Boone looked at Fritz. He should have told them that she was selected, she’s the new dean of students, end of story. But no! He turned to the dean herself. “Miss Johnson,” Fritz said, “would you care to respond to your colleagues?”

Boone wanted to kick his ass. He or Dorsett should have handled that, not leave it to her! Why weren’t they protecting her?

But Charly, Boone realized, could handle herself. And she didn’t stutter. “I previously worked as a dean of girls at a large high school in California,” she said.

“For how long?” asked one.

“Well, I started out as a teacher,” she said.

“A gym teacher,” said one of her colleagues in a dismissive tone.

“I was a physical education teacher, that’s right,” said Charly. “But I was promoted to Dean,” she added.

“And how long did you work as dean?” asked yet another teacher.

“I was an assistant dean for four years.”

“How long were you a full-fledged dean,” asked one teacher. “Not an assistant.”

“I was dean for a little over two years,” Charly said, and the room went ballistic.

“Two years? That’s all?”

“Are you kidding me?”

“How could somebody with just two years of experience get a prestigious job like dean of students at Saint Chris? How is that possible?”

If it had been Boone, he would have told every one of them what they could do with their outrage, and walked out. But Charly’s toughness, he realized as he watched her, was nothing like his. Her toughness was in her ability to sustain. To take a licking and keep on ticking.

And she responded to her critics while she was at it. “You are correct,” she said in answer to one of the teachers. “My experience as a dean isn’t vast at all. But at least I was a dean,” she added. “An assistant dean is still a dean. I have over six years of experience as a dean.”

The teachers stared at her, wondering if she would dare insult them. Boone stared too, hoping she could pull it off.

“You all quoted your experience,” she said. “And it’s impressive. But all of you, if I’m not mistaken, have years and years of experience as teachers. I have experience as a dean. There’s a difference.”

Boone smiled. She pulled it off, by gum!

But the teachers took a different road. “I have an Ivy League education,” said one teacher.

“So do I,” said another.

“I don’t,” said Charly. “But I have an excellent education.”

“From a black school.”

“From a historically black university, yes,” said Charly. “A university created because people like me were ordered to pay taxes that paid for state universities, but we were not allowed to attend those universities.”
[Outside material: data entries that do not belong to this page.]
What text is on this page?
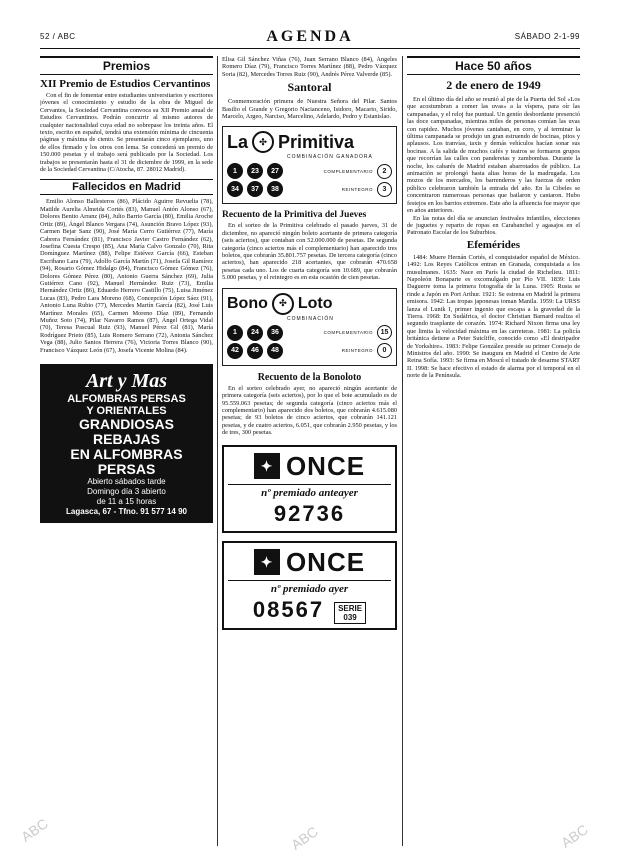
52 / ABC	AGENDA	SÁBADO 2-1-99
Premios
XII Premio de Estudios Cervantinos

Con el fin de fomentar entre estudiantes universitarios y escritores jóvenes el conocimiento y estudio de la obra de Miguel de Cervantes, la Sociedad Cervantina convoca su XII Premio anual de Estudios Cervantinos. Podrán concurrir al mismo autores de cualquier nacionalidad cuya edad no sobrepase los treinta años. El texto, escrito en español, tendrá una extensión mínima de cincuenta páginas y máxima de ciento. Se presentarán cinco ejemplares, uno de ellos firmado y los otros con lema. Se concederá un premio de 150.000 pesetas y el trabajo será publicado por la Sociedad. Los trabajos se presentarán hasta el 31 de diciembre de 1999, en la sede de la Sociedad Cervantina (C/Atocha, 87. 28012 Madrid).

Fallecidos en Madrid

Emilio Alonso Ballesteros (86), Plácido Aguirre Revuelta (78), Matilde Aurelia Almeida Cortés (83), Manuel Antón Alonso (67), Dolores Benito Arranz (84), Julio Barrio García (80), Emilia Aroche Ortiz (89), Ángel Blanco Vergara (74), Asunción Bravo López (93), Carmen Bejar Sanz (90), José María Cerro Gutiérrez (77), María Cabrera Fernández (81), Francisco Javier Castro Fernández (62), Josefina Cuesta Crespo (85), Ana María Calvo Gonzalo (70), Rita Domínguez Martínez (88), Felipe Estévez García (66), Esteban Escribano Lara (79), Adolfo García Martín (71), Josefa Gil Ramírez (94), Rosario Gómez Hidalgo (84), Francisco Gómez Gómez (76), Dolores Gómez Pérez (80), Antonio Guerra Sánchez (69), Julia Gutiérrez Cano (92), Manuel Hernández Ruiz (73), Emilia Hernández Ortiz (86), Eduardo Herrero Castillo (75), Luisa Jiménez Lucas (83), Pedro Lara Moreno (68), Concepción López Sáez (91), Antonio Luna Rubio (77), Mercedes Martín García (82), José Luis Martínez Morales (65), Carmen Moreno Díaz (89), Fernando Muñoz Soto (74), Pilar Navarro Ramos (87), Ángel Ortega Vidal (70), Teresa Pascual Ruiz (93), Manuel Pérez Gil (81), María Rodríguez Prieto (85), Luis Romero Serrano (72), Antonia Sánchez Vega (88), Julio Santos Herrera (76), Victoria Torres Blanco (90), Francisco Vázquez León (67), Josefa Vicente Molina (84).

Art y Mas
ALFOMBRAS PERSAS
Y ORIENTALES
GRANDIOSAS REBAJAS
EN ALFOMBRAS PERSAS
Abierto sábados tarde
Domingo día 3 abierto
de 11 a 15 horas
Lagasca, 67 - Tfno. 91 577 14 90

Elisa Gil Sánchez Viñas (76), Juan Serrano Blanco (84), Ángeles Romero Díaz (79), Francisco Torres Martínez (88), Pedro Vázquez Soria (82), Mercedes Torres Ruiz (90), Andrés Pérez Valverde (85).

Santoral

Conmemoración primera de Nuestra Señora del Pilar. Santos Basilio el Grande y Gregorio Nacianceno, Isidoro, Macario, Sirido, Marcelo, Argeo, Narciso, Marcelino, Adelardo, Pedro y Estanislao.

La	✣ Primitiva
COMBINACIÓN GANADORA
1	23	27	COMPLEMENTARIO	2
34	37	38	REINTEGRO	3
Recuento de la Primitiva del Jueves

En el sorteo de la Primitiva celebrado el pasado jueves, 31 de diciembre, no apareció ningún boleto acertante de primera categoría (seis aciertos), que contaban con 52.000.000 de pesetas. De segunda categoría (cinco aciertos más el complementario) han aparecido tres boletos, que cobrarán 35.801.757 pesetas. De tercera categoría (cinco aciertos), han aparecido 218 acertantes, que cobrarán 470.658 pesetas cada uno. Los de cuarta categoría son 10.689, que cobrarán 5.000 pesetas, y el reintegro es en esta ocasión de cien pesetas.

Bono	✣ Loto
COMBINACIÓN
1	24	36	COMPLEMENTARIO	15
42	46	48	REINTEGRO	0
Recuento de la Bonoloto

En el sorteo celebrado ayer, no apareció ningún acertante de primera categoría (seis aciertos), por lo que el bote acumulado es de 95.559.063 pesetas; de segunda categoría (cinco aciertos más el complementario) han aparecido dos boletos, que cobrarán 4.615.080 pesetas; de 93 boletos de cinco aciertos, que cobrarán 141.121 pesetas, y de cuatro aciertos, 6.051, que cobrarán 2.950 pesetas, y los de tres, 300 pesetas.

✦ ONCE
nº premiado anteayer
92736
✦ ONCE
nº premiado ayer
08567 SERIE
039
Hace 50 años
2 de enero de 1949

En el último día del año se reunió al pie de la Puerta del Sol «Los que acostumbran a comer las uvas» a la víspera, para oír las campanadas, y el reloj fue puntual. Un gentío desbordante presenció las doce campanadas, mientras miles de personas comían las uvas con rapidez. Muchos jóvenes cantaban, en coro, y al terminar la última campanada se produjo un gran estruendo de bocinas, pitos y aplausos. Los tranvías, taxis y demás vehículos hacían sonar sus bocinas. A la salida de muchos cafés y teatros se formaron grupos que recorrían las calles con panderetas y zambombas. Durante la noche, los cabarés de Madrid estaban abarrotados de público. La animación se prolongó hasta altas horas de la madrugada. Los mozos de los mercados, los barrenderos y las fuerzas de orden público celebraron también la entrada del año. En la Cibeles se concentraron numerosas personas que bailaron y cantaron. Hubo festejos en los barrios extremos. Este año la afluencia fue mayor que en años anteriores.

En las notas del día se anuncian festivales infantiles, elecciones de juguetes y reparto de ropas en Carabanchel y agasajos en el Patronato Escolar de los Suburbios.

Efemérides

1484: Muere Hernán Cortés, el conquistador español de México. 1492: Los Reyes Católicos entran en Granada, conquistada a los musulmanes. 1635: Nace en París la ciudad de Richelieu. 1811: Napoleón Bonaparte es excomulgado por Pío VII. 1839: Luis Daguerre toma la primera fotografía de la Luna. 1905: Rusia se rinde a Japón en Port Arthur. 1921: Se estrena en Madrid la primera emisora. 1942: Las tropas japonesas toman Manila. 1959: La URSS lanza el Lunik I, primer ingenio que escapa a la gravedad de la Tierra. 1968: En Sudáfrica, el doctor Christian Barnard realiza el segundo trasplante de corazón. 1974: Richard Nixon firma una ley que limita la velocidad máxima en las carreteras. 1981: La policía británica detiene a Peter Sutcliffe, conocido como «El destripador de Yorkshire». 1983: Felipe González preside su primer Consejo de Ministros del año. 1990: Se inaugura en Madrid el Centro de Arte Reina Sofía. 1993: Se firma en Moscú el tratado de desarme START II. 1998: Se hace efectivo el estado de alarma por el temporal en el norte de la Península.

ABC	ABC	ABC
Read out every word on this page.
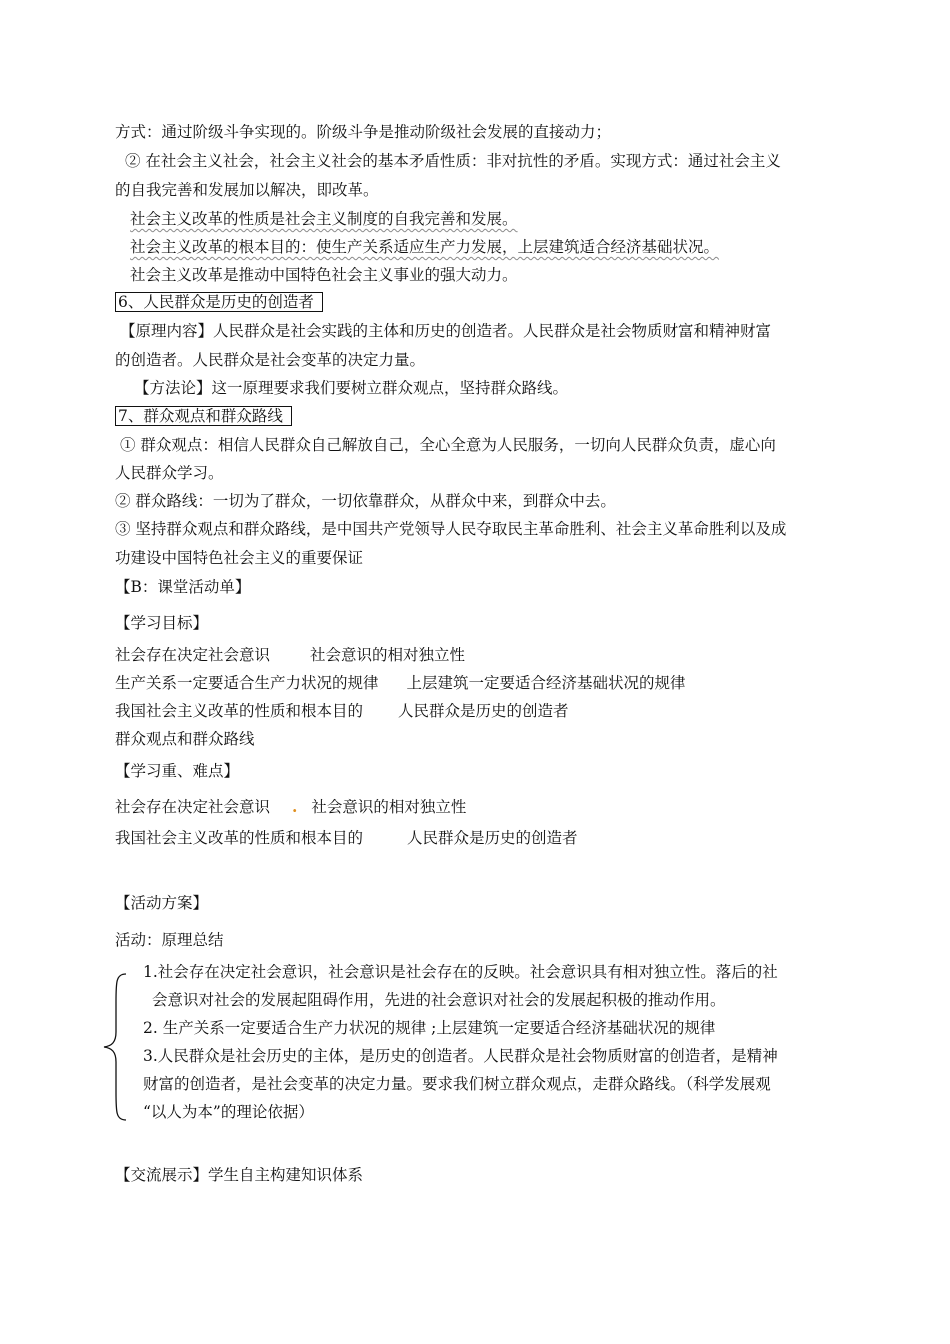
方式：通过阶级斗争实现的。阶级斗争是推动阶级社会发展的直接动力；
② 在社会主义社会，社会主义社会的基本矛盾性质：非对抗性的矛盾。实现方式：通过社会主义
的自我完善和发展加以解决，即改革。
社会主义改革的性质是社会主义制度的自我完善和发展。
社会主义改革的根本目的：使生产关系适应生产力发展，上层建筑适合经济基础状况。
社会主义改革是推动中国特色社会主义事业的强大动力。
6、人民群众是历史的创造者
【原理内容】人民群众是社会实践的主体和历史的创造者。人民群众是社会物质财富和精神财富
的创造者。人民群众是社会变革的决定力量。
【方法论】这一原理要求我们要树立群众观点，坚持群众路线。
7、群众观点和群众路线
① 群众观点：相信人民群众自己解放自己，全心全意为人民服务，一切向人民群众负责，虚心向
人民群众学习。
② 群众路线：一切为了群众，一切依靠群众，从群众中来，到群众中去。
③ 坚持群众观点和群众路线，是中国共产党领导人民夺取民主革命胜利、社会主义革命胜利以及成
功建设中国特色社会主义的重要保证
【B：课堂活动单】
【学习目标】
社会存在决定社会意识	社会意识的相对独立性
生产关系一定要适合生产力状况的规律 上层建筑一定要适合经济基础状况的规律
我国社会主义改革的性质和根本目的 人民群众是历史的创造者
群众观点和群众路线
【学习重、难点】
社会存在决定社会意识 . 社会意识的相对独立性
我国社会主义改革的性质和根本目的	人民群众是历史的创造者
【活动方案】
活动：原理总结
1.社会存在决定社会意识，社会意识是社会存在的反映。社会意识具有相对独立性。落后的社
会意识对社会的发展起阻碍作用，先进的社会意识对社会的发展起积极的推动作用。
2. 生产关系一定要适合生产力状况的规律 ;上层建筑一定要适合经济基础状况的规律
3.人民群众是社会历史的主体，是历史的创造者。人民群众是社会物质财富的创造者，是精神
财富的创造者，是社会变革的决定力量。要求我们树立群众观点，走群众路线。（科学发展观
“以人为本”的理论依据）
【交流展示】学生自主构建知识体系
“It’s not that way anymore.”

“No, it’s not,” said Charly. “But they didn’t want to tear down the state schools and send everybody to the historically black colleges. And the historically black colleges didn’t want to get torn down either.”

Boone smiled. She was pulling it all, doggonit!

“We don’t believe in quotas and set-asides,” said yet another teacher.

“Neither do I,” said Charly. “I think it’s unfair that people like you get ninety-percent set aside, while people of color, who are nearly, if not in fact, the majority in this country, have to scrape the bottom of the barrel for the meager ten percent that’s left.”

Boone’s smile became even more obvious, especially as the teachers looked at each other as if they were trying to figure out if she’d just insulted them. Then he couldn’t help it. He laughed. He laughed long and hard. The teachers, and Fritz too, failed to see the humor.